Mechanisms in Environmentally-Assisted One-photon Phase Control
Leonardo A. Pachon, Paul Brumer

TL;DR
This paper investigates how environment-assisted quantum effects, including entanglement and non-Markovian dynamics, enable one-photon phase control, highlighting conditions for its observation and the role of quantum coherence.
Contribution
It provides an analytical and numerical analysis of environment-assisted one-photon phase control, emphasizing the importance of non-Markovian dynamics and initial coherences.
Findings
Non-Markovian dynamics enhance phase control.
Moderate system-bath coupling is beneficial.

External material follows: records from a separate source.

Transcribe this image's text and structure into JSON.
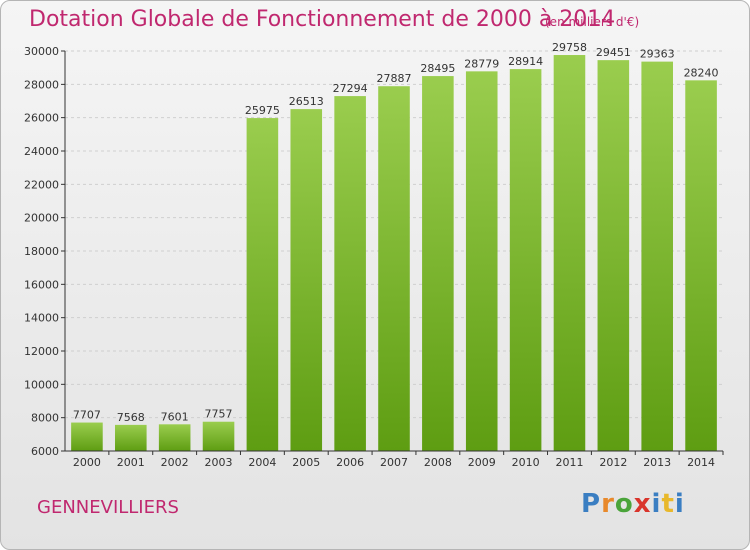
{
  "header": {
    "title": "Dotation Globale de Fonctionnement de 2000 à 2014",
    "unit_note": "(en milliers d'€)"
  },
  "footer": {
    "city": "GENNEVILLIERS",
    "logo_letters": [
      "P",
      "r",
      "o",
      "x",
      "i",
      "t",
      "i"
    ]
  },
  "colors": {
    "title": "#c0286f",
    "bar_top": "#9acd4e",
    "bar_bottom": "#5e9d12",
    "grid": "#cfcfcf",
    "axis": "#333333"
  },
  "chart_data": {
    "type": "bar",
    "title": "Dotation Globale de Fonctionnement de 2000 à 2014",
    "subtitle": "(en milliers d'€)",
    "xlabel": "",
    "ylabel": "",
    "categories": [
      "2000",
      "2001",
      "2002",
      "2003",
      "2004",
      "2005",
      "2006",
      "2007",
      "2008",
      "2009",
      "2010",
      "2011",
      "2012",
      "2013",
      "2014"
    ],
    "values": [
      7707,
      7568,
      7601,
      7757,
      25975,
      26513,
      27294,
      27887,
      28495,
      28779,
      28914,
      29758,
      29451,
      29363,
      28240
    ],
    "ylim": [
      6000,
      30000
    ],
    "yticks": [
      6000,
      8000,
      10000,
      12000,
      14000,
      16000,
      18000,
      20000,
      22000,
      24000,
      26000,
      28000,
      30000
    ],
    "grid": true,
    "data_labels": true
  }
}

Initial quantum coherences are crucial for control.
Abstract
The ability of an environment to assist in one-photon phase control relies upon entanglement between the system and bath and on the breaking of the time reversal symmetry. Here, one photon phase control is examined analytically and numerically in a model system, allowing an analysis of the relative strength of these contributions. Further, the significant role of non-Markovian dynamics and of moderate system-bath coupling in enhancing one-photon phase control is demonstrated, and an explicit role for quantum mechanics is noted in the existence of initial non-zero stationary coherences. Finally, desirable conditions are shown to be required to observe such environmentally assisted control, since the system will naturally equilibrate with its environment at longer times, ultimately resulting in the loss of phase control.